3. Kekerasan seksual

Salah satu bentuk kekerasan lainnya adalah kekerasan seksual yang dilakukan untuk memuaskan hasrat seks berupa fisik atau pun verbal.

Contoh fisiknya yaitu meraba, menyentuh organ seks, mencium paksa, memaksa berhubungan seks atau berhubungan intim. Hubungan seksual dalam pernikahan sebenarnya bersifat equal. Harus dilakukan atas dasar keinginan dua belah pihak tanpa adanya paksaan. 

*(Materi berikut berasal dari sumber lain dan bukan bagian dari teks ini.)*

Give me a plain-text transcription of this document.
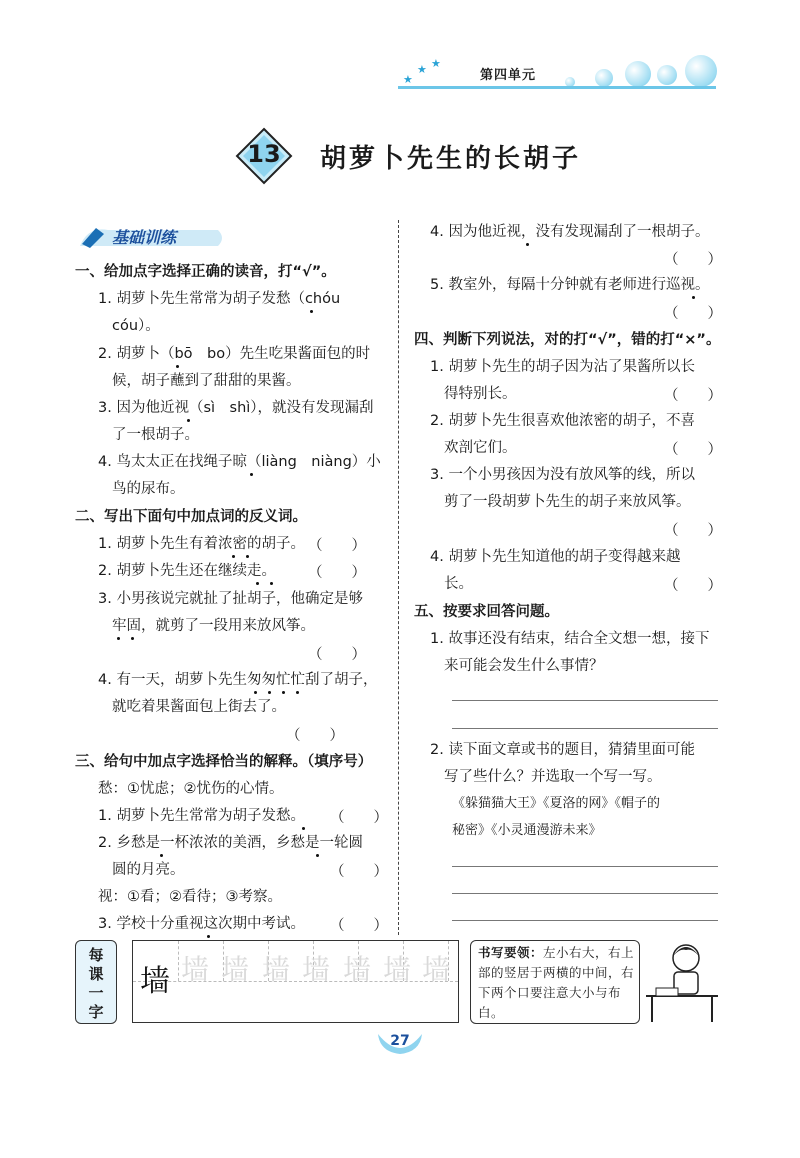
★
★ ★
第四单元
13	胡萝卜先生的长胡子
基础训练
一、给加点字选择正确的读音，打“√”。
1. 胡萝卜先生常常为胡子发愁（chóu
cóu）。
2. 胡萝卜（bō　bo）先生吃果酱面包的时
候，胡子蘸到了甜甜的果酱。
3. 因为他近视（sì　shì），就没有发现漏刮
了一根胡子。
4. 鸟太太正在找绳子晾（liàng　niàng）小
鸟的尿布。
二、写出下面句中加点词的反义词。
1. 胡萝卜先生有着浓密的胡子。 （　　）
2. 胡萝卜先生还在继续走。 （　　）
3. 小男孩说完就扯了扯胡子，他确定是够
牢固，就剪了一段用来放风筝。
（　　）
4. 有一天，胡萝卜先生匆匆忙忙刮了胡子，
就吃着果酱面包上街去了。
（　　）
三、给句中加点字选择恰当的解释。（填序号）
愁：①忧虑；②忧伤的心情。
1. 胡萝卜先生常常为胡子发愁。 （　　）
2. 乡愁是一杯浓浓的美酒，乡愁是一轮圆
圆的月亮。	（　　）
视：①看；②看待；③考察。
3. 学校十分重视这次期中考试。 （　　）
4. 因为他近视，没有发现漏刮了一根胡子。
（　　）
5. 教室外，每隔十分钟就有老师进行巡视。
（　　）
四、判断下列说法，对的打“√”，错的打“×”。
1. 胡萝卜先生的胡子因为沾了果酱所以长
得特别长。	（　　）
2. 胡萝卜先生很喜欢他浓密的胡子，不喜
欢剖它们。	（　　）
3. 一个小男孩因为没有放风筝的线，所以
剪了一段胡萝卜先生的胡子来放风筝。
（　　）
4. 胡萝卜先生知道他的胡子变得越来越
长。	（　　）
五、按要求回答问题。
1. 故事还没有结束，结合全文想一想，接下
来可能会发生什么事情？
2. 读下面文章或书的题目，猜猜里面可能
写了些什么？并选取一个写一写。
《躲猫猫大王》《夏洛的网》《帽子的
秘密》《小灵通漫游未来》
每
课
一
字
墙 墙 墙 墙 墙 墙 墙 墙
书写要领：左小右大，右上部的竖居于两横的中间，右下两个口要注意大小与布白。
27
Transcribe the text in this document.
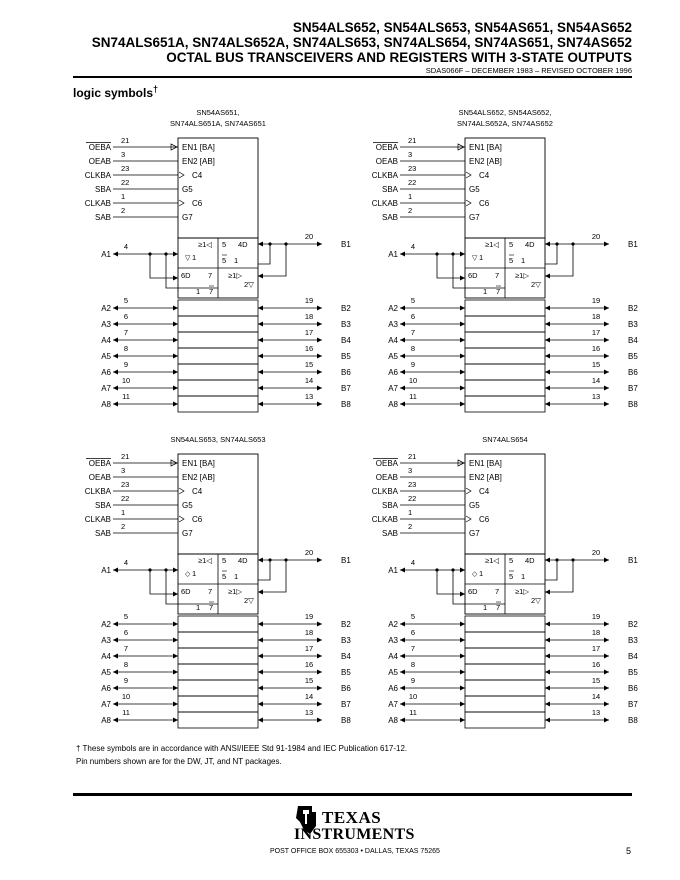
SN54ALS652, SN54ALS653, SN54AS651, SN54AS652
SN74ALS651A, SN74ALS652A, SN74ALS653, SN74ALS654, SN74AS651, SN74AS652
OCTAL BUS TRANSCEIVERS AND REGISTERS WITH 3-STATE OUTPUTS
SDAS066F – DECEMBER 1983 – REVISED OCTOBER 1996
logic symbols†
SN54AS651,
SN74ALS651A, SN74AS651
OEBA
21
EN1 [BA]
OEAB
3
EN2 [AB]
CLKBA
23
C4
SBA
22
G5
CLKAB
1
C6
SAB
2
G7
≥1◁ 5 4D
5 1
▽ 1
6D 7 ≥1▷
1 7
2▽
A1
4	B1
20
A2
5
B2
19
A3
6
B3
18
A4
7
B4
17
A5
8
B5
16
A6
9
B6
15
A7
10
B7
14
A8
11
B8
13
SN54ALS652, SN54AS652,
SN74ALS652A, SN74AS652
OEBA
21
EN1 [BA]
OEAB
3
EN2 [AB]
CLKBA
23
C4
SBA
22
G5
CLKAB
1
C6
SAB
2
G7
≥1◁ 5 4D
5 1
▽ 1
6D 7 ≥1▷
1 7
2▽
A1
4	B1
20
A2
5
B2
19
A3
6
B3
18
A4
7
B4
17
A5
8
B5
16
A6
9
B6
15
A7
10
B7
14
A8
11
B8
13
SN54ALS653, SN74ALS653
OEBA
21
EN1 [BA]
OEAB
3
EN2 [AB]
CLKBA
23
C4
SBA
22
G5
CLKAB
1
C6
SAB
2
G7
≥1◁ 5 4D
5 1
◇ 1
6D 7 ≥1▷
1 7
2▽
A1
4	B1
20
A2
5
B2
19
A3
6
B3
18
A4
7
B4
17
A5
8
B5
16
A6
9
B6
15
A7
10
B7
14
A8
11
B8
13
SN74ALS654
OEBA
21
EN1 [BA]
OEAB
3
EN2 [AB]
CLKBA
23
C4
SBA
22
G5
CLKAB
1
C6
SAB
2
G7
≥1◁ 5 4D
5 1
◇ 1
6D 7 ≥1▷
1 7
2▽
A1
4	B1
20
A2
5
B2
19
A3
6
B3
18
A4
7
B4
17
A5
8
B5
16
A6
9
B6
15
A7
10
B7
14
A8
11
B8
13
† These symbols are in accordance with ANSI/IEEE Std 91-1984 and IEC Publication 617-12.
Pin numbers shown are for the DW, JT, and NT packages.
TEXAS
INSTRUMENTS
POST OFFICE BOX 655303 • DALLAS, TEXAS 75265	5
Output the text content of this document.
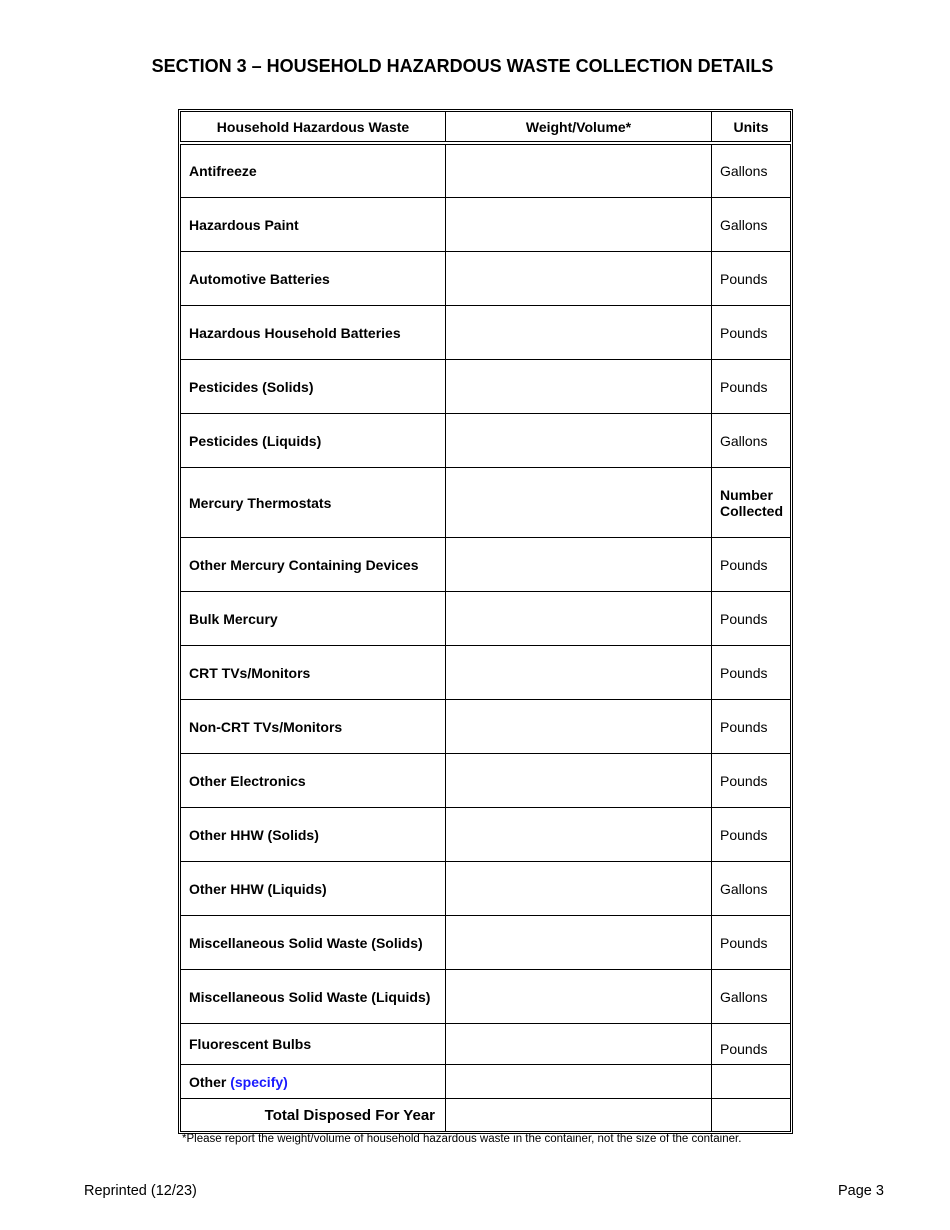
SECTION 3 – HOUSEHOLD HAZARDOUS WASTE COLLECTION DETAILS
Household Hazardous Waste	Weight/Volume*	Units

Antifreeze		Gallons
Hazardous Paint		Gallons
Automotive Batteries		Pounds
Hazardous Household Batteries		Pounds
Pesticides (Solids)		Pounds
Pesticides (Liquids)		Gallons
Mercury Thermostats		Number
Collected
Other Mercury Containing Devices		Pounds
Bulk Mercury		Pounds
CRT TVs/Monitors		Pounds
Non-CRT TVs/Monitors		Pounds
Other Electronics		Pounds
Other HHW (Solids)		Pounds
Other HHW (Liquids)		Gallons
Miscellaneous Solid Waste (Solids)		Pounds
Miscellaneous Solid Waste (Liquids)		Gallons
Fluorescent Bulbs		Pounds
Other (specify)		
Total Disposed For Year		

*Please report the weight/volume of household hazardous waste in the container, not the size of the container.

Reprinted (12/23)	Page 3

Kekerasan seksual berat, berupa:
  1. Pelecehan seksual dengan kontak fisik, seperti meraba, menyentuh organ seksual, mencium secara paksa, merangkul serta perbuatan lain yang menimbulkan rasa muak/jijik, terteror, terhina dan merasa dikendalikan.
  2. Pemaksaan hubungan seksual tanpa persetujuan korban atau pada saat korban tidak menghendaki.
  3. Pemaksaan hubungan seksual dengan cara tidak disukai, merendahkan dan atau menyakitkan.
  4. Pemaksaan hubungan seksual dengan orang lain untuk tujuan pelacuran dan atau tujuan tertentu.
  5. Terjadinya hubungan seksual dimana pelaku memanfaatkan posisi ketergantungan korban yang seharusnya dilindungi.
  6. Tindakan seksual dengan kekerasan fisik dengan atau tanpa bantuan alat yang menimbulkan sakit, luka,atau cedera
Kekerasan Seksual Ringan, berupa pelecehan seksual secara verbal seperti komentar verbal, gurauan porno, siulan, ejekan dan julukan dan atau secara non verbal, seperti ekspresi wajah, gerakan tubuh atau pun perbuatan lainnya yang meminta perhatian seksual yang tidak dikehendaki korban bersifat melecehkan dan atau menghina korban.

Melakukan repitisi kekerasan seksual ringan dapat dimasukkan ke dalam jenis kekerasan seksual berat.

Bagaimana kekerasan seksual berupa verbal?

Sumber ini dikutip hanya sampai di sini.